Skip to content

srl

allennlp_models.structured_prediction.dataset_readers.srl

[SOURCE]


SrlReader#

@DatasetReader.register("srl")
class SrlReader(DatasetReader):
 | def __init__(
 |     self,
 |     token_indexers: Dict[str, TokenIndexer] = None,
 |     domain_identifier: str = None,
 |     bert_model_name: str = None,
 |     **kwargs
 | ) -> None

This DatasetReader is designed to read in the English OntoNotes v5.0 data for semantic role labelling. It returns a dataset of instances with the following fields:

tokens : TextField The tokens in the sentence. verb_indicator : SequenceLabelField A sequence of binary indicators for whether the word is the verb for this frame. tags : SequenceLabelField A sequence of Propbank tags for the given verb in a BIO format.

Parameters

  • token_indexers : Dict[str, TokenIndexer], optional
    We similarly use this for both the premise and the hypothesis.

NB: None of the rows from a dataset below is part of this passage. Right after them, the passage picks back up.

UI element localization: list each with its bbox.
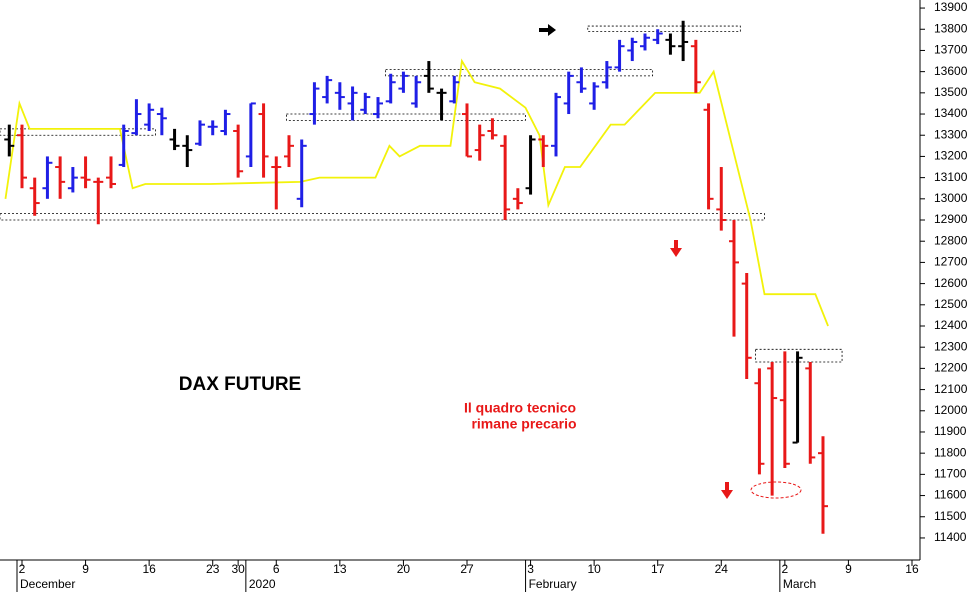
y-tick-label: 13600: [934, 64, 968, 78]
y-tick-label: 13800: [934, 21, 968, 35]
y-tick-label: 13000: [934, 191, 968, 205]
x-tick-label: 30: [231, 562, 245, 576]
price-zone: [0, 213, 765, 221]
y-tick-label: 11900: [934, 424, 967, 438]
x-tick-label: 16: [905, 562, 919, 576]
x-tick-label: 2: [19, 562, 26, 576]
annotation: rimane precario: [471, 416, 576, 432]
x-tick-label: 10: [587, 562, 601, 576]
month-label: December: [20, 577, 75, 591]
y-tick-label: 12900: [934, 212, 968, 226]
y-tick-label: 12400: [934, 318, 968, 332]
month-label: March: [783, 577, 816, 591]
y-tick-label: 11500: [934, 509, 967, 523]
y-tick-label: 12500: [934, 297, 968, 311]
x-tick-label: 9: [845, 562, 852, 576]
x-tick-label: 13: [333, 562, 347, 576]
y-tick-label: 13500: [934, 85, 968, 99]
y-tick-label: 13300: [934, 127, 968, 141]
x-tick-label: 23: [206, 562, 220, 576]
y-tick-label: 12800: [934, 233, 968, 247]
arrow-right: [539, 24, 556, 36]
x-tick-label: 17: [651, 562, 665, 576]
y-tick-label: 12000: [934, 403, 968, 417]
y-tick-label: 13400: [934, 106, 968, 120]
y-tick-label: 11700: [934, 467, 967, 481]
y-tick-label: 13100: [934, 170, 968, 184]
y-tick-label: 12100: [934, 382, 968, 396]
y-tick-label: 11600: [934, 488, 967, 502]
y-tick-label: 12200: [934, 361, 968, 375]
price-zone: [385, 69, 654, 77]
highlight-ellipse: [750, 481, 802, 499]
arrow-down: [721, 482, 733, 499]
month-label: 2020: [249, 577, 276, 591]
y-tick-label: 13200: [934, 149, 968, 163]
x-tick-label: 16: [142, 562, 156, 576]
month-label: February: [529, 577, 577, 591]
chart-title: DAX FUTURE: [179, 374, 301, 395]
annotation: Il quadro tecnico: [464, 400, 576, 416]
x-tick-label: 6: [273, 562, 280, 576]
y-tick-label: 13900: [934, 0, 968, 14]
x-tick-label: 9: [82, 562, 89, 576]
arrow-down: [670, 240, 682, 257]
y-tick-label: 12600: [934, 276, 968, 290]
x-tick-label: 20: [397, 562, 411, 576]
price-zone: [755, 348, 843, 363]
x-tick-label: 3: [527, 562, 534, 576]
y-tick-label: 12700: [934, 255, 968, 269]
x-tick-label: 27: [460, 562, 474, 576]
y-tick-label: 12300: [934, 339, 968, 353]
overlay-line: [4, 58, 829, 327]
y-tick-label: 11400: [934, 530, 967, 544]
price-zone: [587, 25, 741, 32]
y-tick-label: 11800: [934, 445, 967, 459]
x-tick-label: 2: [782, 562, 789, 576]
y-tick-label: 13700: [934, 43, 968, 57]
x-tick-label: 24: [715, 562, 729, 576]
price-zone: [286, 113, 526, 121]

See TokenIndexer. Default is {"tokens": SingleIdTokenIndexer()}.
  • domain_identifier : str, optional (default = None)
    A string denoting a sub-domain of the Ontonotes 5.0 dataset to use. If present, only conll files under paths containing this domain identifier will be processed.
  • bert_model_name : Optional[str], optional (default = None)
    The BERT model to be wrapped. If you specify a bert_model here, then we will assume you want to use BERT throughout; we will use the bert tokenizer, and will expand your tags and verb indicators accordingly. If not, the tokens will be indexed as normal with the token_indexers.

Returns

  • A Dataset of Instances for Semantic Role Labelling.

text_to_instance#

class SrlReader(DatasetReader):
 | ...
 | def text_to_instance(
 |     self,
 |     tokens: List[Token],
 |     verb_label: List[int],
 |     tags: List[str] = None
 | ) -> Instance

We take pre-tokenized input here, along with a verb label. The verb label should be a one-hot binary vector, the same length as the tokens, indicating the position of the verb to find arguments for.